Department of Pediatrics, Skåne University Hospital, Lund, Sweden.
Clin Exp Rheumatol. 2013 Jan-Feb;31(1):135-48. Epub 2012 Dec 13.
Early therapeutic intervention and use of new highly efficacious treatments have improved the outcome in many patients with juvenile idiopathic arthritis (JIA), but have also led to the need for more precise methods to evaluate disease activity. In adult rheumatology, numerous studies have established the importance of magnetic resonance imaging (MRI) and ultrasonography (US), and MRI is considered the reference standard. Nevertheless, due to differences in disease characteristics and the unique features of the growing skeleton, the findings obtained in adults are not directly applicable to children and adolescents.
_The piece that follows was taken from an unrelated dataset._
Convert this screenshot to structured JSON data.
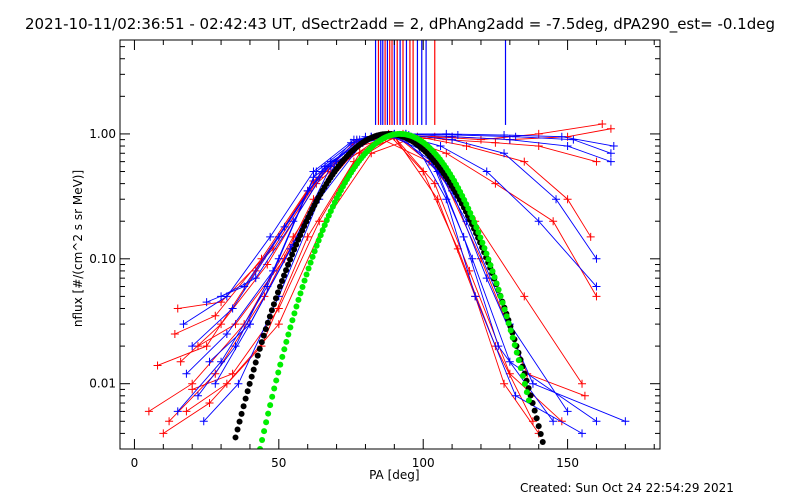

For paediatric patients, US offers specific advantages over MRI, because it is non-invasive, does not require sedation or general anesthesia (which facilitates repeated examinations for follow-up), is quickly accessible bedside, and is easy to combine with clinical assessment (interactivity). Agitation of the patient is rarely a problem, and hence young children can be seated on a parent's lap or play while being examined, and multiple locations can be assessed during a single session. Furthermore, modern high-frequency US transducers used by experienced US examiners can provide unsurpassed resolution of the superficial musculoskeletal structures in children. US is also the best available technique for imaging guidance of steroid injections. Unfortunately, there are still no validated MRI or US scoring systems for evaluating inflammatory and joint damage abnormalities in JIA, and few US studies have been conducted. Sonographic assessment of disease activity has, however, been proven to be more informative than clinical examination and is also readily available at points of care. This review summarises the literature on imaging in JIA, focusing on US and the important role this technique will play in JIA in the future.
早期的治疗干预和使用新的高效治疗方法改善了许多幼年特发性关节炎(JIA)患者的预后,但也需要更精确的方法来评估疾病活动度。在成人风湿病学中,许多研究已经确立了磁共振成像(MRI)和超声(US)的重要性,MRI 被认为是参考标准。然而,由于疾病特征和生长骨骼的独特性的差异,在成人中获得的结果不能直接应用于儿童和青少年。对于儿科患者,US 相对于 MRI 具有特定的优势,因为它是非侵入性的,不需要镇静或全身麻醉(这有利于后续的重复检查),可以快速在床边进行,并且易于与临床评估(互动性)相结合。患者的激动通常不是问题,因此年幼的孩子可以坐在父母的腿上或玩耍时接受检查,并且可以在单次检查中评估多个部位。此外,经验丰富的 US 检查人员使用的现代高频 US 换能器可以提供儿童浅表肌肉骨骼结构的无与伦比的分辨率。US 也是用于注射类固醇的影像学引导的最佳技术。不幸的是,目前仍然没有经过验证的 MRI 或 US 评分系统可用于评估 JIA 中的炎症和关节损伤异常,并且很少有 US 研究。然而,疾病活动的超声评估已被证明比临床检查更具信息量,并且也可以在护理点随时获得。这篇综述总结了 JIA 影像学的文献,重点介绍了 US 以及该技术在未来 JIA 中所扮演的重要角色。